Daniel, el bebé de 22 meses que murió el martes, días posteriormente de que fuera enemigo en el interior de un transporte próximo con el cuerpo de su antepasado, será incinerado en Almonte (Huelva) posteriormente de que sus padres hayan decidido donar sus órganos. El párvulo y su antepasado llevaban cinco días desaparecidos de la población huelveño de Camomila.
Cristóbal Carrillo, corregidor de la población, ha señalado que está previsto que los restos mortales del bebé lleguen esta tarde al pueblo donde Daniel vivía con sus padres, si aceptablemente "se está a la dilación de que tengan los documentos, una vez finalizada la necropsia, para poder trasladarlo e incinerarlo", ha señalado el regidor.

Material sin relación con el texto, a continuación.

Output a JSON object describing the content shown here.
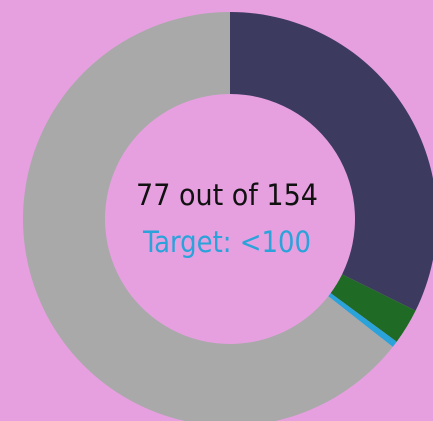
{
  "chart_data": {
    "type": "donut",
    "categories": [
      null,
      null,
      null,
      null
    ],
    "values": [
      32.3,
      2.8,
      0.5,
      64.4
    ],
    "colors": [
      "#3d3a60",
      "#1f6a24",
      "#2aa2da",
      "#a9a9a9"
    ],
    "annotations": [
      "77 out of 154",
      "Target: <100"
    ]
  }
}
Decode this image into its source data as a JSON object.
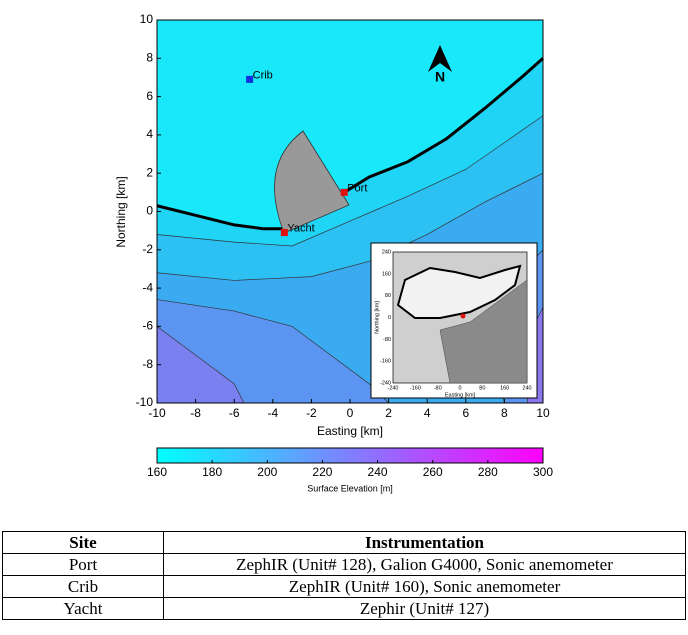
{
  "chart_data": {
    "type": "scatter",
    "xlabel": "Easting [km]",
    "ylabel": "Northing [km]",
    "xlim": [
      -10,
      10
    ],
    "ylim": [
      -10,
      10
    ],
    "xticks": [
      -10,
      -8,
      -6,
      -4,
      -2,
      0,
      2,
      4,
      6,
      8,
      10
    ],
    "yticks": [
      -10,
      -8,
      -6,
      -4,
      -2,
      0,
      2,
      4,
      6,
      8,
      10
    ],
    "series": [
      {
        "name": "Crib",
        "color": "#1030e0",
        "x": [
          -5.2
        ],
        "values": [
          6.9
        ]
      },
      {
        "name": "Port",
        "color": "#e01010",
        "x": [
          -0.3
        ],
        "values": [
          1.0
        ]
      },
      {
        "name": "Yacht",
        "color": "#e01010",
        "x": [
          -3.4
        ],
        "values": [
          -1.1
        ]
      }
    ],
    "north_label": "N",
    "colorbar": {
      "label": "Surface Elevation [m]",
      "lim": [
        160,
        300
      ],
      "ticks": [
        160,
        180,
        200,
        220,
        240,
        260,
        280,
        300
      ]
    },
    "inset": {
      "xlabel": "Easting [km]",
      "ylabel": "Northing [km]",
      "lim": [
        -240,
        240
      ],
      "ticks": [
        -240,
        -160,
        -80,
        0,
        80,
        160,
        240
      ]
    }
  },
  "table": {
    "header": [
      "Site",
      "Instrumentation"
    ],
    "rows": [
      [
        "Port",
        "ZephIR (Unit# 128), Galion G4000, Sonic anemometer"
      ],
      [
        "Crib",
        "ZephIR (Unit# 160), Sonic anemometer"
      ],
      [
        "Yacht",
        "Zephir (Unit# 127)"
      ]
    ]
  }
}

Los padres del último, posteriormente de estar reunidos con los doctores del hospital sevillano Impenetrable del Rocío, han decidido ser generosos y solidarios, y donar los órganos del bebé. Daniel falleció este martes posteriormente de que el pasado jueves fuera trasladado en un helicóptero medicalizado hasta este hospital en un estado tranquilo.

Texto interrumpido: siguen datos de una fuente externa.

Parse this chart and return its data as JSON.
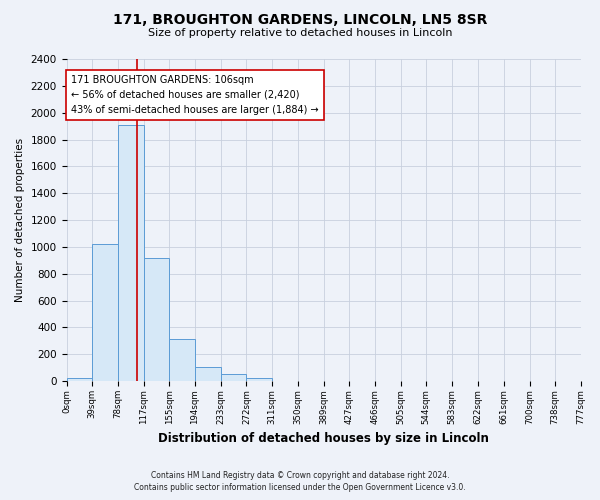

En el tiempo en el que ha permanecido ingresado sus familiares han informado sobre el estado de salubridad del último, y aunque se había aguzado a que Daniel estaba respondiendo a algún estímulo, finalmente no pudo exceder los daños que le causó el tener estado varias horas en el interior de un transporte en el que no había oxígeno.
Antepasado y nieto, desaparecieron el pasado miércoles 7 de diciembre posteriormente de que salieran en un automóvil, Skoda Octavia color infausto, en el que seguidamente fueron hallados al día posterior por unos vecinos en una senda del término municipal de Villarrasa.